In interpreting indigene definition, it could be deduced that the status could only be attained by birth into the lineage of people regarded as first inhabitants of a place. While an argument could be made that marriage into one of such lineage could confer indigene status, this could only stand as far as the volatile nature of Nigerians would allow. Ife/Modakeke is a very good example that comes to mind. These are two communities of same tribe who had co-existed for several decades; their relationship is so interwoven to the extent that there are inter-marriages between the two communities. It is however a fact that when a feud started between the two communities sometime ago Modakeke men and women that came to marry in Ife were killed and vice versa.

The issue of indigene is so sensitive that it should not be toyed with because its repercussion would be calamitous. Indigeneity should not be confused with Naturalization under immigration law whereby an alien may become a citizen of a country after residing in the host country for certain years.

It is a fact that no Igbo or Hausa man can claim to be a Yoruba man even if he spends 60 years or more in Yoruba land. He cannot lay claim to the cocoa farm or other resources in Yorubaland. The same treatment will apply to Yoruba and Hausa man who resides in Eastern Nigeria for several years. They cannot claim to be Ijaw or Igbo nor lay claim to the Oil in the region. Yoruba and Igbo man residing in Hausa land can also not claim to be an Hausa nor lay claim to any resources in the North no matter how many years they reside there.
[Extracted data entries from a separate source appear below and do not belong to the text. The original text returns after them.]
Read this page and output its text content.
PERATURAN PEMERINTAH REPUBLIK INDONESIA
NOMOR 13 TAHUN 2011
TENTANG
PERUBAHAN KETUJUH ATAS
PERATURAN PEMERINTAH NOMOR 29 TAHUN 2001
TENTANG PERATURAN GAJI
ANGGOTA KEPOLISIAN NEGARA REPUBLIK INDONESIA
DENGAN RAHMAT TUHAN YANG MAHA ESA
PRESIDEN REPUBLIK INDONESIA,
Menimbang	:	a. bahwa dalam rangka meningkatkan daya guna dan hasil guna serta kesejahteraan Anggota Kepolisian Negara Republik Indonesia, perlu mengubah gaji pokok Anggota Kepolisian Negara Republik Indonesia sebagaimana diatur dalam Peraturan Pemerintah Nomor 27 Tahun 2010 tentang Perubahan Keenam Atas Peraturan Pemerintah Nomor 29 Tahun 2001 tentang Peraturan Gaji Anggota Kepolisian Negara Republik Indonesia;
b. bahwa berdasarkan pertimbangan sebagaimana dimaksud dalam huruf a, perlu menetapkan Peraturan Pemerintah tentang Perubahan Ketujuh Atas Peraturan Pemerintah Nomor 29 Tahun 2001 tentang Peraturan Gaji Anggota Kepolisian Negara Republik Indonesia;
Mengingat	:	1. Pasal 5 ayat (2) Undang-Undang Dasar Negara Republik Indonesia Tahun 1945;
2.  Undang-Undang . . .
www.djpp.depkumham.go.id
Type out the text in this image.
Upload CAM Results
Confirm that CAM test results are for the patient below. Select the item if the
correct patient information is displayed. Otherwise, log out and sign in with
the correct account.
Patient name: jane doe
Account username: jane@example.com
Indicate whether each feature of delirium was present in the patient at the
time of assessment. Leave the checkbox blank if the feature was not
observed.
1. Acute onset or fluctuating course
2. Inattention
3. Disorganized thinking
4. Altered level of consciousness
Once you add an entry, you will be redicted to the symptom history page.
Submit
In Nigeria, a visitor to a place is seen as a stranger and there is no way a stranger will become an indigene of a community in Nigeria. Such stranger cannot prove special relationship or tie to the land. Even if such stranger builds factory in the host community, the moment trouble starts the issue of who is an indigene and who is not will arise and such stranger might have to flee or lose his life.

The best the National Assembly could do is to legislate that any Nigerian could contest for any elective position in their state of residence if they have lived there for 10 years. While this sounds reasonable, it is not realistic. There is no way an Igboman will win a governorship election in Kano state or an Hausa man win governorship election in Abia State. Even if the election result were manipulated and an Igbo man wins election in Kano State, there is no way he can rule in Kano, the best he could do is to rule remotely while residing with his kinsmen in Igboland.

Nigeria is not yet California, USA where Arnold Schwarzenegger, an Austrian became a governor. Nigeria is not there yet but we shall get there some day.

National Assembly should therefore not bother wasting tax payers’ money legislating on a law that can never materialize.